Below is the Java source of this implementation class
package swiki.lucene.asynchronous;
import java.io.IOException;
import java.util.concurrent.ArrayBlockingQueue;
import java.util.concurrent.BlockingQueue;
import org.apache.lucene.document.Document;
import org.apache.lucene.index.CorruptIndexException;
import org.apache.lucene.index.IndexWriter;
/**
* @author swiki swiki
*
*/
public class AsynchronousIndexWriter implements Runnable {
/*
* A blocking queue of document to facilitate asynchronous writing.
*/
private BlockingQueue documents;
/*
* Instance of core index writer which does the actual writing task.
*/
private IndexWriter writer;
/*
* Thread which makes writing asynchronous
*/
private Thread writerThread;
/*
* We need to set this to false if the document addition is completed. This
* will not immediately stop the writing as there could be some documents in
* the queue. It completes once all documents are written and the queue is
* empty.
*/
private boolean keepRunning = true;
/*
* This flag is set to false once writer is done with the queue data
* writing.
*/
private boolean isRunning = true;
/*
* Duration in miliseconds for which the writer should sleep when it finds
* the queue empty and job is still not completed
*/
private long sleepMilisecondOnEmpty = 100;
/**
* This method should be used to add documents to index queue. If the queue
* is full it will wait for the queue to be available.
*
* @param doc
* @throws InterruptedException
*/
public void addDocument(Document doc) throws InterruptedException {
documents.put(doc);
}
public void startWriting() {
writerThread = new Thread(this, "AsynchronousIndexWriter");
writerThread.start();
}
/**
* Constructor with indexwriter as input.
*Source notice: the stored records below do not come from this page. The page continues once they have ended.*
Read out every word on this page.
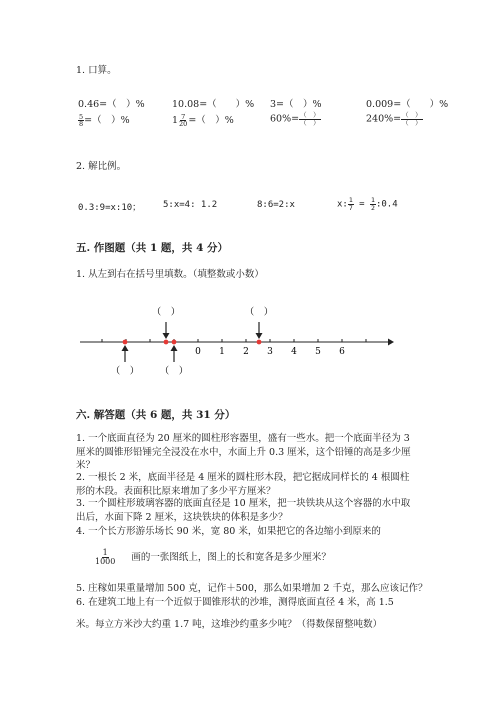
1. 口算。
0.46=（　）%	10.08=（　　）% 3=（　）%	0.009=（　　）%
$\frac{5}{8}$ =（　）%	$1 \frac{7}{20}$ =（　）%	$60\%= \frac{( )}{( )}$	$240\%= \frac{( )}{( )}$
2. 解比例。
0.3:9=x:10； 5:x=4: 1.2	8:6=2:x	x: $\frac{1}{7} = \frac{1}{2}$ :0.4
五. 作图题（共 1 题，共 4 分）
1. 从左到右在括号里填数。（填整数或小数）
0 1 2 3 4 5 6
（　）	（　）
（　） （　）
六. 解答题（共 6 题，共 31 分）
1. 一个底面直径为 20 厘米的圆柱形容器里，盛有一些水。把一个底面半径为 3 厘米的圆锥形铅锤完全浸没在水中，水面上升 0.3 厘米，这个铅锤的高是多少厘米？
2. 一根长 2 米，底面半径是 4 厘米的圆柱形木段，把它据成同样长的 4 根圆柱形的木段。表面积比原来增加了多少平方厘米？
3. 一个圆柱形玻璃容器的底面直径是 10 厘米，把一块铁块从这个容器的水中取出后，水面下降 2 厘米，这块铁块的体积是多少？
4. 一个长方形游乐场长 90 米，宽 80 米，如果把它的各边缩小到原来的
$\frac{1}{1000}$ 画的一张图纸上，图上的长和宽各是多少厘米？
5. 庄稼如果重量增加 500 克，记作＋500，那么如果增加 2 千克，那么应该记作？
6. 在建筑工地上有一个近似于圆锥形状的沙堆，测得底面直径 4 米，高 1.5
米。每立方米沙大约重 1.7 吨，这堆沙约重多少吨？（得数保留整吨数）
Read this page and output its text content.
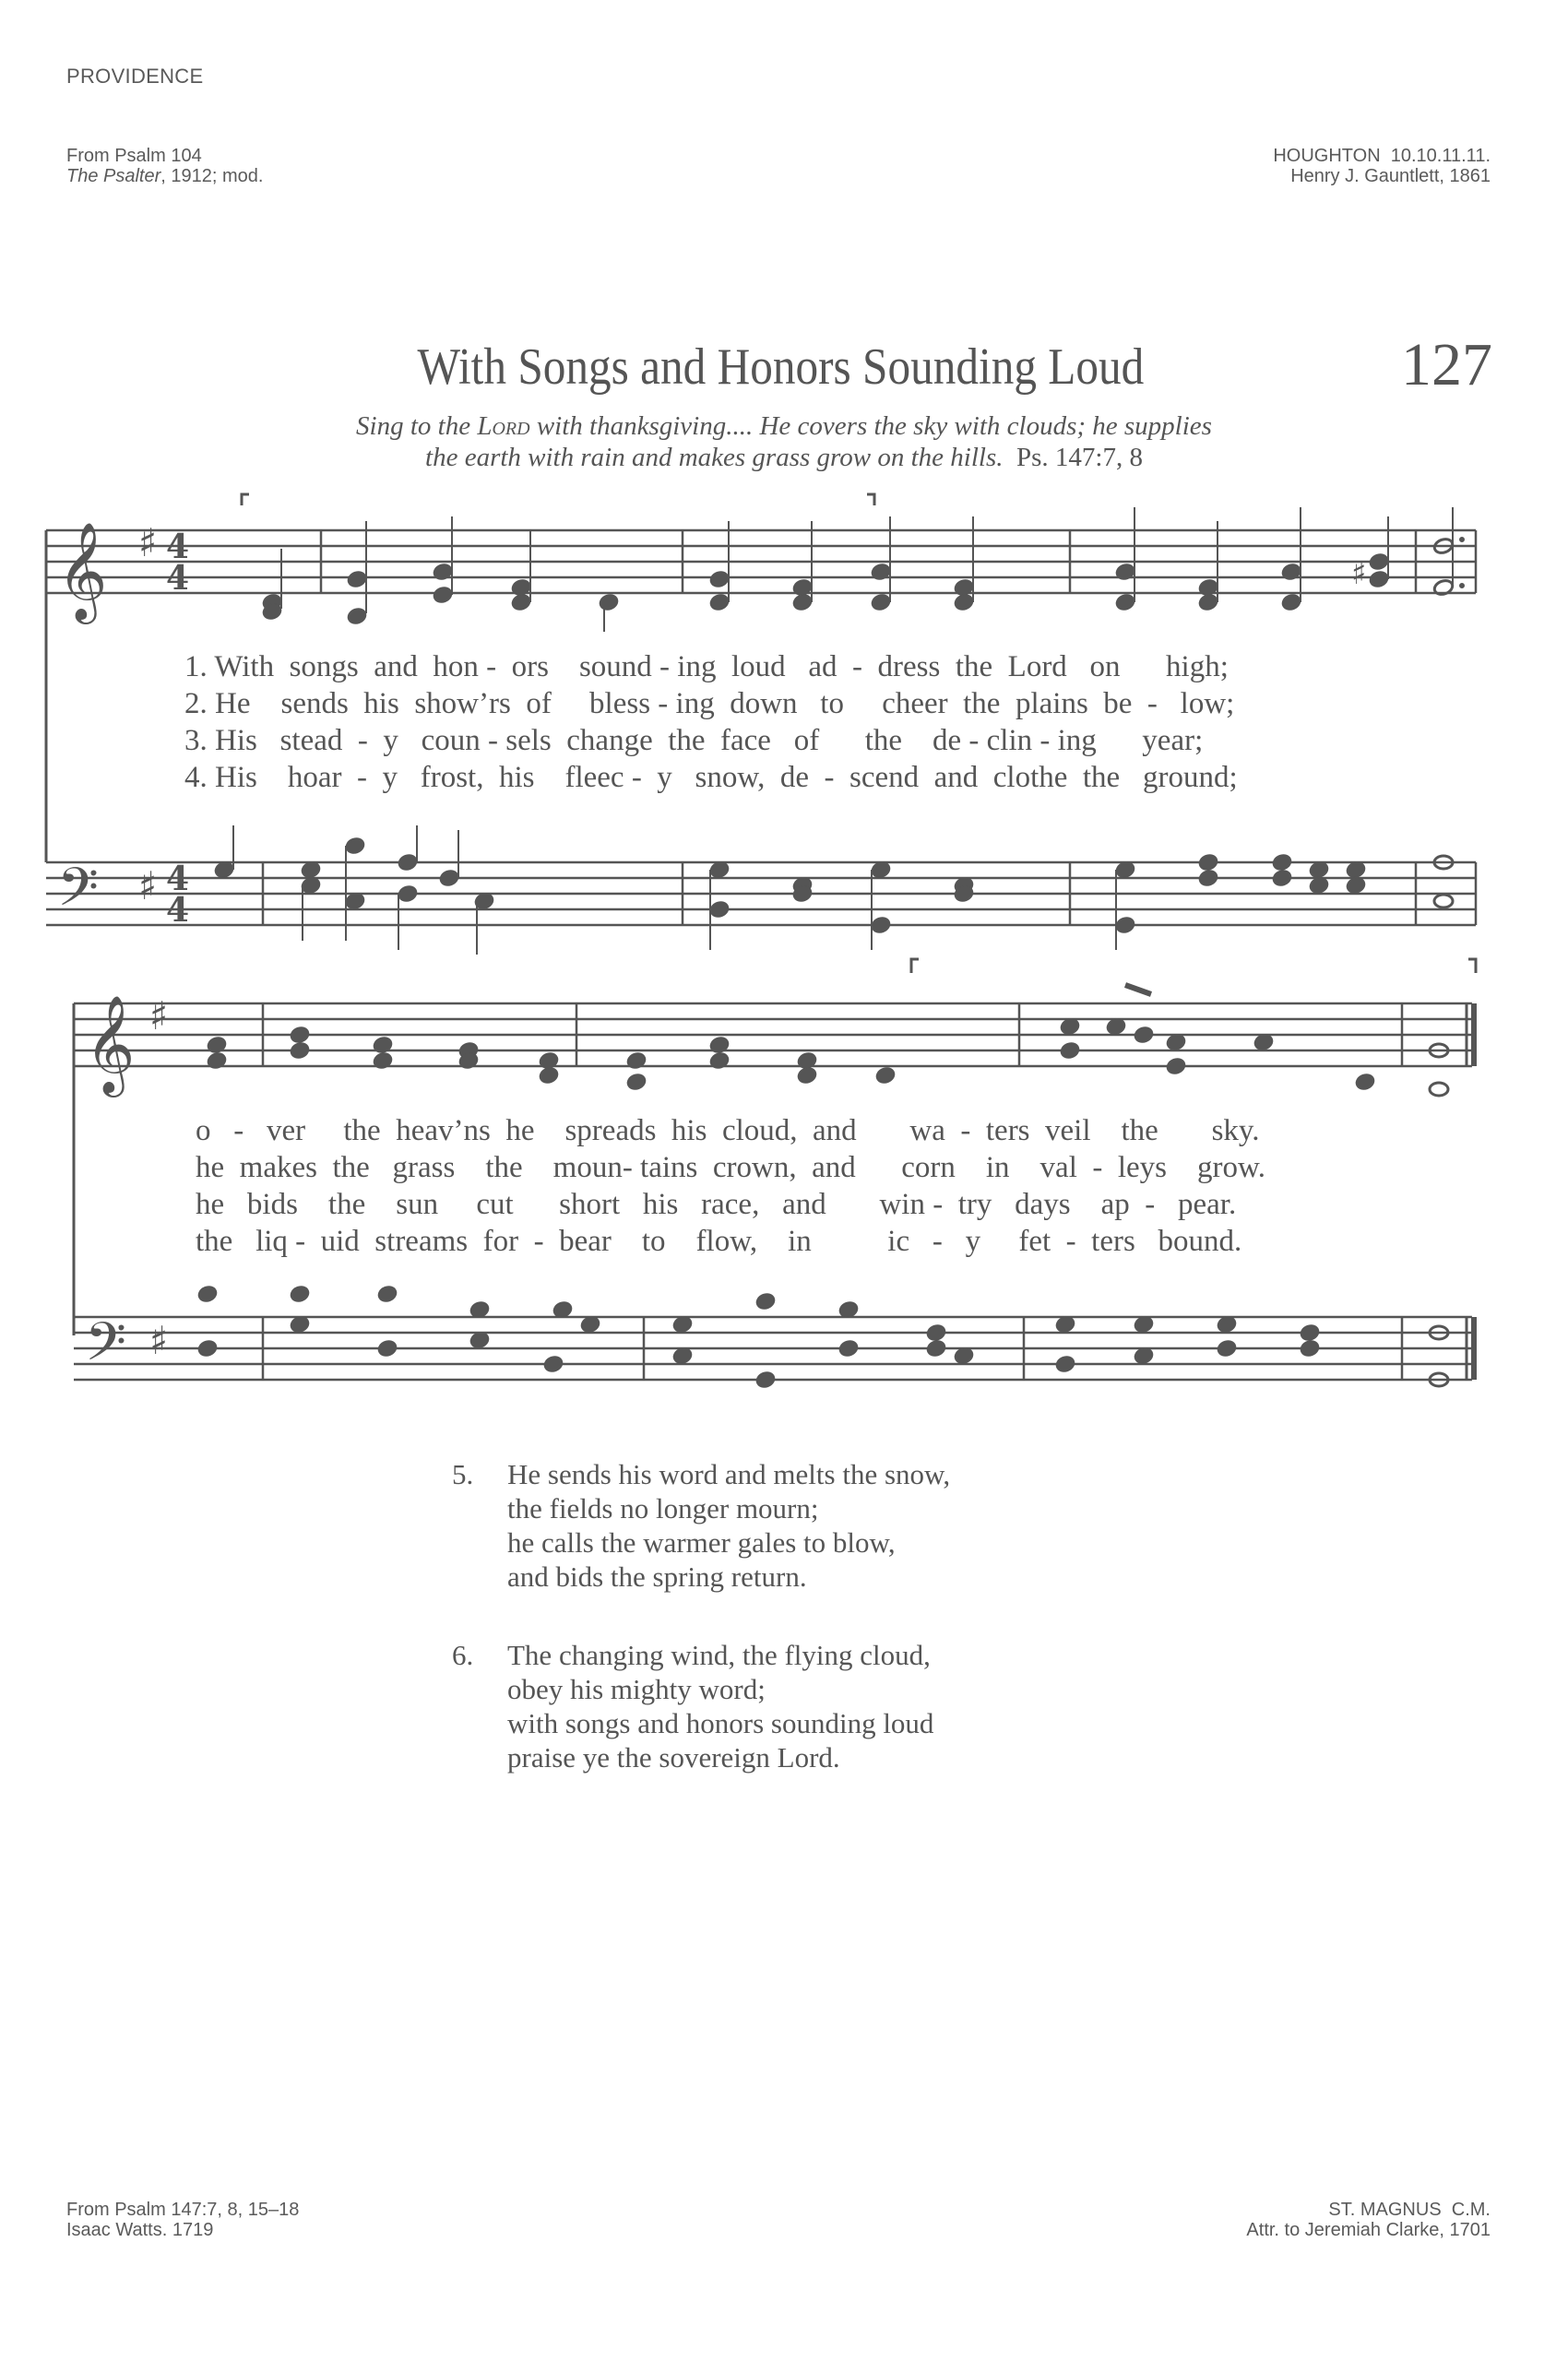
PROVIDENCE
From Psalm 104
The Psalter, 1912; mod.
HOUGHTON  10.10.11.11.
Henry J. Gauntlett, 1861
With Songs and Honors Sounding Loud	127
Sing to the Lord with thanksgiving.... He covers the sky with clouds; he supplies
the earth with rain and makes grass grow on the hills. Ps. 147:7, 8
𝄞 ♯ 4
4	♯
𝄢 ♯ 4
4
𝄞 ♯
𝄢 ♯
1. With  songs  and  hon -  ors    sound - ing  loud   ad  -  dress  the  Lord   on      high;
2. He    sends  his  show’rs  of     bless - ing  down   to     cheer  the  plains  be  -   low;
3. His   stead  -  y   coun - sels  change  the  face   of      the    de - clin - ing      year;
4. His    hoar  -  y   frost,  his    fleec -  y   snow,  de  -  scend  and  clothe  the   ground;
o   -   ver     the  heav’ns  he    spreads  his  cloud,  and       wa  -  ters  veil    the       sky.
he  makes  the   grass    the    moun- tains  crown,  and      corn    in    val  -  leys    grow.
he   bids    the    sun     cut      short   his   race,   and       win -  try   days    ap  -   pear.
the   liq -  uid  streams  for  -  bear    to    flow,    in          ic   -   y     fet  -  ters   bound.
5. He sends his word and melts the snow,
the fields no longer mourn;
he calls the warmer gales to blow,
and bids the spring return.
6. The changing wind, the flying cloud,
obey his mighty word;
with songs and honors sounding loud
praise ye the sovereign Lord.
From Psalm 147:7, 8, 15–18
Isaac Watts. 1719
ST. MAGNUS  C.M.
Attr. to Jeremiah Clarke, 1701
It Uses ArrayBlockingQueue with
* size 100 and sleepMilisecondOnEmpty is 100ms
*
* @param w
*/
public AsynchronousIndexWriter(IndexWriter w) {
this(w, 100, 100);
}
/**
* Constructor with indexwriter and queue size as input. It Uses
* ArrayBlockingQueue with size queueSize and sleepMilisecondOnEmpty is
* 100ms
*
* @param w
* @param queueSize
*/
public AsynchronousIndexWriter(IndexWriter w, int queueSize) {
this(w, queueSize, 100);
}
/**
* Constructor with indexwriter, queueSize as input. It Uses
* ArrayBlockingQueue with size queueSize
*
* @param w
* @param queueSize
* @param sleepMilisecondOnEmpty
*/
public AsynchronousIndexWriter(IndexWriter w, int queueSize,
long sleepMilisecondOnEmpty) {
this(w, new ArrayBlockingQueue(queueSize), sleepMilisecondOnEmpty);
}
/**
* A implementation of BlockingQueue can be used
*
* @param w
* @param queueSize
* @param sleepMilisecondOnEmpty
*/
public AsynchronousIndexWriter(IndexWriter w, BlockingQueue queue,
long sleepMilisecondOnEmpty) {
writer = w;
documents = queue;
this.sleepMilisecondOnEmpty = sleepMilisecondOnEmpty;
startWriting();
}
/*
* (non-Javadoc)
*
* @see java.lang.Runnable#run()
*/
public void run() {
while (keepRunning || !documents.isEmpty()) {
Document d = (Document) documents.poll();
try {
if (d != null) {
writer.addDocument(d);
} else {
/*
* Nothing in queue so lets wait
*/
Thread.sleep(sleepMilisecondOnEmpty);
}
} catch (ClassCastException e) {
e.printStackTrace();
throw new RuntimeException(e);
} catch (InterruptedException e) {
e.printStackTrace();
throw new RuntimeException(e);
} catch (CorruptIndexException e) {
e.printStackTrace();
throw new RuntimeException(e);
} catch (IOException e) {
e.printStackTrace();
throw new RuntimeException(e);
}
}
isRunning = false;
}
/**
* Stop the thread gracefully, wait until its done writing.
*/
private void stopWriting() {
this.keepRunning = false;
try {
while (isRunning) {
//using the same sleep duration as writer uses
Thread.sleep(sleepMilisecondOnEmpty);
}
} catch (InterruptedException e) {
e.printStackTrace();
}
}
public void optimize() throws CorruptIndexException, IOException {
writer.optimize();
}
public void close() throws CorruptIndexException, IOException {
stopWriting();
writer.close();
}
}
Below is a sample class which demonstrates how we can use this class. Here are few things to note, asynchronous thread is started as soon as you instantiate using new AsynchronousIndexWriter(...)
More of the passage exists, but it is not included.